一番気になるのは「本当に無充電で往復できるのか?」という不安ではないでしょうか。外気温は氷点下。標高差は1,000m以上。しかもスタッドレス装着。カタログ値どおりの航続距離ではまず走れません。そこで今回、私自身で保有している2025年製 Model Y Long Rangeの実走データをもとにTeslaの航続距離シミュレーターを作成しました。
このシミュレーターで出来ること
入力する項目はシンプルです。
- 外気温
- 平均車速
- 出発SOC (充電量)
- 片道距離
- 標高差
- タイヤ種類(夏/スタッドレス)
これらを入力すると、
✔ 往路到着時SOC
✔ 復路帰着時SOC
✔ 実質的な連続航続距離
✔ 往復可能かどうかの判定
を自動で算出します。

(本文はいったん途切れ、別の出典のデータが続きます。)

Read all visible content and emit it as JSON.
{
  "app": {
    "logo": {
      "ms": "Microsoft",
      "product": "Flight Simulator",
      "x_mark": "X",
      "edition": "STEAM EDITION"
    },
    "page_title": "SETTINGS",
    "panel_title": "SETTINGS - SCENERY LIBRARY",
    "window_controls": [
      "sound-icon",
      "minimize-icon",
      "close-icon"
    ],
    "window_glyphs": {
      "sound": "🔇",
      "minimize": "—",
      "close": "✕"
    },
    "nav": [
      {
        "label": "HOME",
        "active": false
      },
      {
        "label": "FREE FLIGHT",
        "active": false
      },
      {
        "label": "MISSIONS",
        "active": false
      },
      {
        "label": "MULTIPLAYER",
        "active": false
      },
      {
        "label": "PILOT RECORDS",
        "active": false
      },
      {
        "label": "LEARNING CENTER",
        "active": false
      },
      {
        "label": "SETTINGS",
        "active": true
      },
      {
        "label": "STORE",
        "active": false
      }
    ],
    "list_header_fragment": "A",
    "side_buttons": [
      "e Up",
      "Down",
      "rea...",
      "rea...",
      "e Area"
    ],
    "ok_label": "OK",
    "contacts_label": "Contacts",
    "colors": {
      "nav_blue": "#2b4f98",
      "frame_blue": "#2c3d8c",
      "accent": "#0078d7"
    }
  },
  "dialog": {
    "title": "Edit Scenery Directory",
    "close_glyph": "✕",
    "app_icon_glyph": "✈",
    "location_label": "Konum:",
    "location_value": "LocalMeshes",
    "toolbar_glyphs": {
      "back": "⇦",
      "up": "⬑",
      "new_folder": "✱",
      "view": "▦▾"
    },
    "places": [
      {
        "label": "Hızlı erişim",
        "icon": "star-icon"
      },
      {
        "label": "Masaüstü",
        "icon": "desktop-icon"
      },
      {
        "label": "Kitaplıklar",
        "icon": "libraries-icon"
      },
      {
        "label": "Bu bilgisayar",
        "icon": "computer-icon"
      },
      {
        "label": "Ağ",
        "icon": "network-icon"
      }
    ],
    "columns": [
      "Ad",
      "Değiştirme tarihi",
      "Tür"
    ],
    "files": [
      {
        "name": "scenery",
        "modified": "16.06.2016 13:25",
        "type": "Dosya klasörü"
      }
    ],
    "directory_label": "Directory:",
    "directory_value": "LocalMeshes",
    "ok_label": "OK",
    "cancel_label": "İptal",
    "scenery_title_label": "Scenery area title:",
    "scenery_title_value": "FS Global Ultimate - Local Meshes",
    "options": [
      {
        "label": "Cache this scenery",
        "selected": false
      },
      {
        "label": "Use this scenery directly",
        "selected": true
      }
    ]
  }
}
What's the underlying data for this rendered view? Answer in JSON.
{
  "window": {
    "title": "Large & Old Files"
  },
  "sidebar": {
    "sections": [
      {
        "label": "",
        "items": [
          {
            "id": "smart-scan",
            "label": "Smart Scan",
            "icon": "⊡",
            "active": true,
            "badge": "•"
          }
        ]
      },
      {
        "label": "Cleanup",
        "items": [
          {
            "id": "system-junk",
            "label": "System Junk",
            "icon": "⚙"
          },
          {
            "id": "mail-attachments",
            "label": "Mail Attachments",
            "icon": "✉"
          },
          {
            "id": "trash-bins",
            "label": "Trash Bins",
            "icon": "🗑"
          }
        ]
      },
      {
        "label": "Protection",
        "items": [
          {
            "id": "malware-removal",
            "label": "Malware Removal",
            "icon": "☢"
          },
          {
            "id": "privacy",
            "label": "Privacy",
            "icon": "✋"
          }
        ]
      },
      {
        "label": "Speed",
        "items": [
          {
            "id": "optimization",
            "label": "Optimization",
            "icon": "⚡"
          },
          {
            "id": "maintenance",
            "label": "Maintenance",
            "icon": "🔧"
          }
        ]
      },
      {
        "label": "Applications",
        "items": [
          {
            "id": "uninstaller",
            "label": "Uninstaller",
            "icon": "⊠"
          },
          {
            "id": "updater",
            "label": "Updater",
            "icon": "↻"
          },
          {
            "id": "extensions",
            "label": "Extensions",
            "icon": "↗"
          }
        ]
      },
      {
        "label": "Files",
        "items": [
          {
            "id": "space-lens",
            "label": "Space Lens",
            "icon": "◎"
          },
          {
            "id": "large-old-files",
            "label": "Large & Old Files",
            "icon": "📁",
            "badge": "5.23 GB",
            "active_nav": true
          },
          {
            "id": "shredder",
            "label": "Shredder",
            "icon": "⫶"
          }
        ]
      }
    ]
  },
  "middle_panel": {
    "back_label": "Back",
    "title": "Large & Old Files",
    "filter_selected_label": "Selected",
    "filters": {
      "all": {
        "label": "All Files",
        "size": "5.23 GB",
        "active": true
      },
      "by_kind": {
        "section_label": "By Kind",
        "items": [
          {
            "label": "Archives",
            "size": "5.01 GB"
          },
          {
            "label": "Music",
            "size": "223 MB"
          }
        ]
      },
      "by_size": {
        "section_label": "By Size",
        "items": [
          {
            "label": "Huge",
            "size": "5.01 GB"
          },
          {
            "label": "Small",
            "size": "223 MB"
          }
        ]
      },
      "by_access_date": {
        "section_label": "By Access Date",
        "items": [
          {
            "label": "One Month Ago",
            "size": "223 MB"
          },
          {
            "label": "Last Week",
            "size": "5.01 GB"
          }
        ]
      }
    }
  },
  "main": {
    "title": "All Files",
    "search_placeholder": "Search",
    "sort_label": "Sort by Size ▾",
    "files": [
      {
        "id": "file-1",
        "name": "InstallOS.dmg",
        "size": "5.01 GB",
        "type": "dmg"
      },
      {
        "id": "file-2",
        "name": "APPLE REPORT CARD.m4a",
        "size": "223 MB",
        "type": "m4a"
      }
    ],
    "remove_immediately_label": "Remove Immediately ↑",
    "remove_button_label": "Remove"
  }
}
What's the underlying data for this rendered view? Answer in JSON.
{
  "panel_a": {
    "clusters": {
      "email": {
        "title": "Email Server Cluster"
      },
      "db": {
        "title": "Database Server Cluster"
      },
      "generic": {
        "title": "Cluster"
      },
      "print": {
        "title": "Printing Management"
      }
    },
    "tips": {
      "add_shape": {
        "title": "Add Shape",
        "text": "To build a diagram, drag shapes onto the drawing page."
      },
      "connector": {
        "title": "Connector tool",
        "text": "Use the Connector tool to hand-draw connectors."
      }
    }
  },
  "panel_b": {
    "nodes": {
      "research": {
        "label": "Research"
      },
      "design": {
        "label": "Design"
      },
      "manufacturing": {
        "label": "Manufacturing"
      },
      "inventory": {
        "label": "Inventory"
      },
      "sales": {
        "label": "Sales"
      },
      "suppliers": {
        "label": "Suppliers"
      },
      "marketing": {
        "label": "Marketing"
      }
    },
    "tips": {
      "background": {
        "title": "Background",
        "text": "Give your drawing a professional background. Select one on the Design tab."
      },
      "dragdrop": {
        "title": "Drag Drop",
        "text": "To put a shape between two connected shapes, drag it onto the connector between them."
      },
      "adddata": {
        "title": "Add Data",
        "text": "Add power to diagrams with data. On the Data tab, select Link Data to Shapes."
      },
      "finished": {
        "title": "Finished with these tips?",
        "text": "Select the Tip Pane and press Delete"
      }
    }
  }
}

特に標高差を加味しているのがポイントです。
なお空調電力はキャビン内20℃設定で常時Autoエアコン稼働前提です。
実走データからパラメータを設計
今回のロジックは、単なる机上計算ではありません。実際に以下のような状況でのデータを基に係数を設計しています。
- 氷点下での山岳走行
- 標高差1,000m超の登り
- 冬用20inchタイヤ装着時
- 帰路の回生ブレーキ影響
特に「登りの消費増」と「下りの回生ブレーキによる回復」のバランスは、
複数回のログから傾向値を抽出しています。
あくまでシミュレーションですが、実際の雪山遠征にかなり近い感覚値になっていると思います。
こんな人に使ってほしい
- 雪山登山にTeslaで行く方 (Teslaが欲しいけど雪山登山の足に不安を感じている方)
- スキー場遠征を無充電で往復したい方
- 冬場の実質航続距離を知りたい方
- スタッドレスの影響がどの程度か気になる方
特に「あと何%残るのか」を事前に把握できると精神的余裕がまったく違います。
使い方
- 条件を入力
- 「シミュレーションする」をクリック
- 往路・復路SOCを確認
- 判定をチェック
復路帰着SOCが0%を下回る場合は途中充電が必要という判定になります。
免責事項(必ずお読みください)
本シミュレーターは実走データをもとにした参考値です。実際の消費電力は以下の要因で大きく変動します。
- 積雪状況
- 路面状況
- 暖房使用状況
- 車両個体差
- バッテリー劣化
- 走行モード
- 風向き
本ツールの結果を保証するものではありません。最終判断は必ず余裕を持った計画でお願いいたします。特に雪山遠征では「最低でも10〜20%の余裕」を推奨します。
なぜ作ったのか?
趣味です。
最後に
もし使ってみて「実際こうだった」、「ここズレてる」、といったフィードバックがあればぜひ教えてください。データが増えればさらに精度を上げていくことも可能です。
雪山×Teslaという少しニッチな世界ですが、同じように挑戦する方の参考になれば嬉しいです。安全第一で良い山行を!